Practical Monitoring Setup
For Lake or Reservoir Monitoring
Draw your polygon to cover the entire water body including some buffer around the typical shoreline. This ensures that as water levels drop and the shoreline retreats, the exposed area remains within your polygon and suppresses the average MNDWI.
Set the start date to at least 12–24 months back to capture at least one full annual cycle.
For Flood Monitoring
For proactive flood monitoring, set up polygons over:
- Floodplains in flood-prone river basins
- Low-lying coastal areas
- Urban areas with known flooding history
Use SAR (CR or VV) monitoring alongside NDWI/MNDWI — SAR detects floods even during cloudy conditions that prevent optical satellite observation.
For Drought Monitoring
Combine:
- NDWI/MNDWI over the reservoir or lake to track storage
- NDMI over surrounding vegetation to track soil and plant moisture stress
- NDVI over agricultural areas to track crop condition
This multi-index approach gives a comprehensive picture of drought progression from water supply (reservoir) through soil moisture (NDMI) to plant stress (NDVI).
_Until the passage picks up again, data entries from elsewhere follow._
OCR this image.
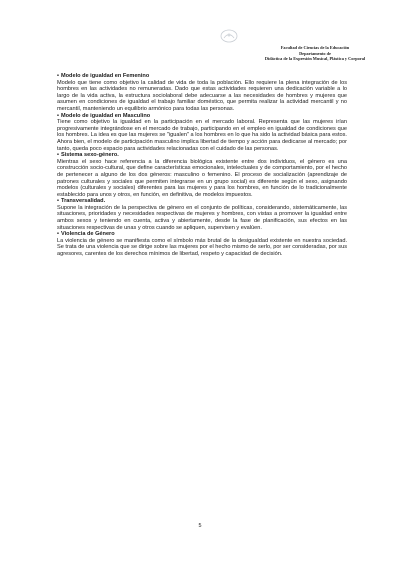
Facultad de Ciencias de la Educación
Departamento de
Didáctica de la Expresión Musical, Plástica y Corporal
• Modelo de igualdad en Femenino

Modelo que tiene como objetivo la calidad de vida de toda la población. Ello requiere la plena integración de los hombres en las actividades no remuneradas. Dado que estas actividades requieren una dedicación variable a lo largo de la vida activa, la estructura sociolaboral debe adecuarse a las necesidades de hombres y mujeres que asumen en condiciones de igualdad el trabajo familiar doméstico, que permita realizar la actividad mercantil y no mercantil, manteniendo un equilibrio armónico para todas las personas.

• Modelo de igualdad en Masculino

Tiene como objetivo la igualdad en la participación en el mercado laboral. Representa que las mujeres irían progresivamente integrándose en el mercado de trabajo, participando en el empleo en igualdad de condiciones que los hombres. La idea es que las mujeres se "igualen" a los hombres en lo que ha sido la actividad básica para estos. Ahora bien, el modelo de participación masculino implica libertad de tiempo y acción para dedicarse al mercado; por tanto, queda poco espacio para actividades relacionadas con el cuidado de las personas.

• Sistema sexo-género.

Mientras el sexo hace referencia a la diferencia biológica existente entre dos individuos, el género es una construcción socio-cultural, que define características emocionales, intelectuales y de comportamiento, por el hecho de pertenecer a alguno de los dos géneros: masculino o femenino. El proceso de socialización (aprendizaje de patrones culturales y sociales que permiten integrarse en un grupo social) es diferente según el sexo, asignando modelos (culturales y sociales) diferentes para las mujeres y para los hombres, en función de lo tradicionalmente establecido para unos y otros, en función, en definitiva, de modelos impuestos.

• Transversalidad.

Supone la integración de la perspectiva de género en el conjunto de políticas, considerando, sistemáticamente, las situaciones, prioridades y necesidades respectivas de mujeres y hombres, con vistas a promover la igualdad entre ambos sexos y teniendo en cuenta, activa y abiertamente, desde la fase de planificación, sus efectos en las situaciones respectivas de unas y otros cuando se apliquen, supervisen y evalúen.

• Violencia de Género

La violencia de género se manifiesta como el símbolo más brutal de la desigualdad existente en nuestra sociedad. Se trata de una violencia que se dirige sobre las mujeres por el hecho mismo de serlo, por ser consideradas, por sus agresores, carentes de los derechos mínimos de libertad, respeto y capacidad de decisión.

5
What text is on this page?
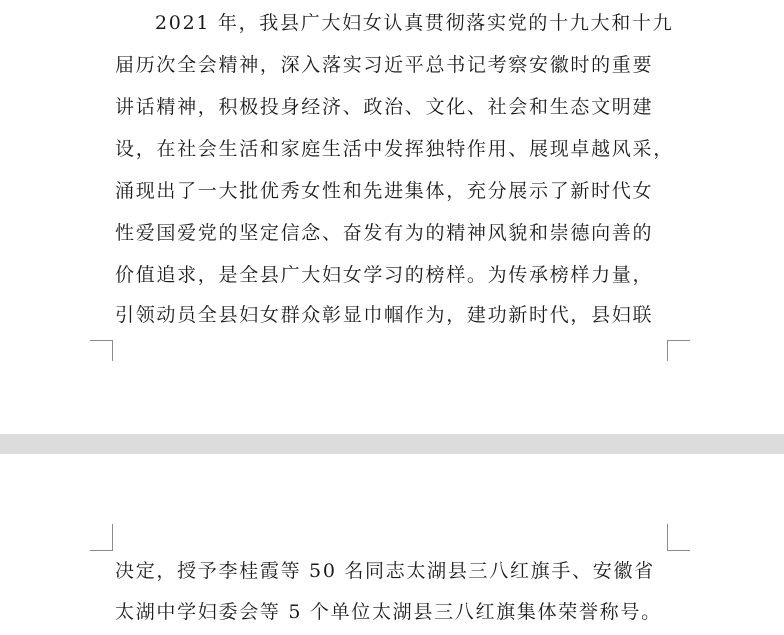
2021 年，我县广大妇女认真贯彻落实党的十九大和十九
届历次全会精神，深入落实习近平总书记考察安徽时的重要
讲话精神，积极投身经济、政治、文化、社会和生态文明建
设，在社会生活和家庭生活中发挥独特作用、展现卓越风采，
涌现出了一大批优秀女性和先进集体，充分展示了新时代女
性爱国爱党的坚定信念、奋发有为的精神风貌和崇德向善的
价值追求，是全县广大妇女学习的榜样。为传承榜样力量，
引领动员全县妇女群众彰显巾帼作为，建功新时代，县妇联
决定，授予李桂霞等 50 名同志太湖县三八红旗手、安徽省
太湖中学妇委会等 5 个单位太湖县三八红旗集体荣誉称号。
Interpreting Seasonal Patterns
Water index time series often show strong seasonal patterns that should not be confused with anomalies:
Monsoonal climates: Sharp NDWI rise during monsoon season followed by gradual drawdown. This is completely normal — the anomaly would be a smaller-than-normal monsoon peak.
Snowmelt-fed systems: Spring NDWI peak from snowmelt, followed by summer drawdown. Later or earlier peak timing reflects climate variation.
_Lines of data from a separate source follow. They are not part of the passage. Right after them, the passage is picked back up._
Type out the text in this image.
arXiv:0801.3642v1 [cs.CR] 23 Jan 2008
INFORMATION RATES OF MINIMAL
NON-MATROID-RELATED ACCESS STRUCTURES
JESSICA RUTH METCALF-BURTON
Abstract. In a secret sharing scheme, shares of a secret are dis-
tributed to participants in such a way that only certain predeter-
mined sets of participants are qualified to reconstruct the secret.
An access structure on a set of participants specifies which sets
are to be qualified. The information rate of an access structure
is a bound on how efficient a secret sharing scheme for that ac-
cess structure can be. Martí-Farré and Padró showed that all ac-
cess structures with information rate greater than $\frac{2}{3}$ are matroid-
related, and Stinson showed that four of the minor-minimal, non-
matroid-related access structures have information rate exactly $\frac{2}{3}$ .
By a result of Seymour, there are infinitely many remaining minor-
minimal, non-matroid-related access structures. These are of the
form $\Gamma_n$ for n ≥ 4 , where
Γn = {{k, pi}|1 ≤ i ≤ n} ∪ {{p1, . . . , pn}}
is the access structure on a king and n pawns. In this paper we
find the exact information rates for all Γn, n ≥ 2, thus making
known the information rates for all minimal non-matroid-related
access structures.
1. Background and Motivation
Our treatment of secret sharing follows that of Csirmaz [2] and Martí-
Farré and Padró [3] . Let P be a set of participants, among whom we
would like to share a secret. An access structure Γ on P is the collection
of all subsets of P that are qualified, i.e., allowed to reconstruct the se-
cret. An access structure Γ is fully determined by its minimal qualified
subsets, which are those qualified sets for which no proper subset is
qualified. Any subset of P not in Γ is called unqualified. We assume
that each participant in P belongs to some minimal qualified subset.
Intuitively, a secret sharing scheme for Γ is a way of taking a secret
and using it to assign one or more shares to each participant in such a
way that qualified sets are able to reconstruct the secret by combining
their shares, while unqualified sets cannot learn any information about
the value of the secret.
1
Semi-arid ephemeral lakes: These may be completely dry for most of the year with only brief inundation after major rainfall events. The time series shows long periods near zero with occasional spikes.
Cloud Contamination and Data Quality
Clouds over water bodies create a special challenge: clouds are also highly reflective, and poorly masked clouds can produce false high NDWI values. To check:
- Look at the true-color imagery for any data point with unexpectedly high NDWI
- Use SAR VV (which drops during actual flooding but is unaffected by cloud) as a cross-check
A sudden NDWI spike not matched by SAR VV drop is more likely cloud contamination than actual flooding.
Applications
Water resource management: Track reservoir storage trends for hydropower planning, irrigation water allocation, and municipal supply forecasting.
Flood disaster response: Detect flooding extent within days of an event and track inundation duration for damage assessment.
Wetland conservation: Monitor protected wetland extent over years, documenting whether conservation measures are working.
Climate change research: Track long-term changes in lake extent, wetland coverage, and seasonal water cycle timing.
Agriculture: Monitor irrigation canal and field flooding patterns for water use auditing.
Summary
NDWI and MNDWI time series monitoring provides continuous tracking of water surface extent for lakes, reservoirs, floodplains, and coastal wetlands. The time series reveals seasonal storage cycles, drought-driven drawdown, and flood events — changes that require months or years of data to distinguish normal variability from genuine long-term change. MNDWI is generally more accurate than NDWI near urban areas and coastlines, while NDMI provides complementary information on vegetation water stress. For flood monitoring specifically, pairing optical water indices with SAR ensures cloud-free detection even during the storm conditions that typically accompany floods.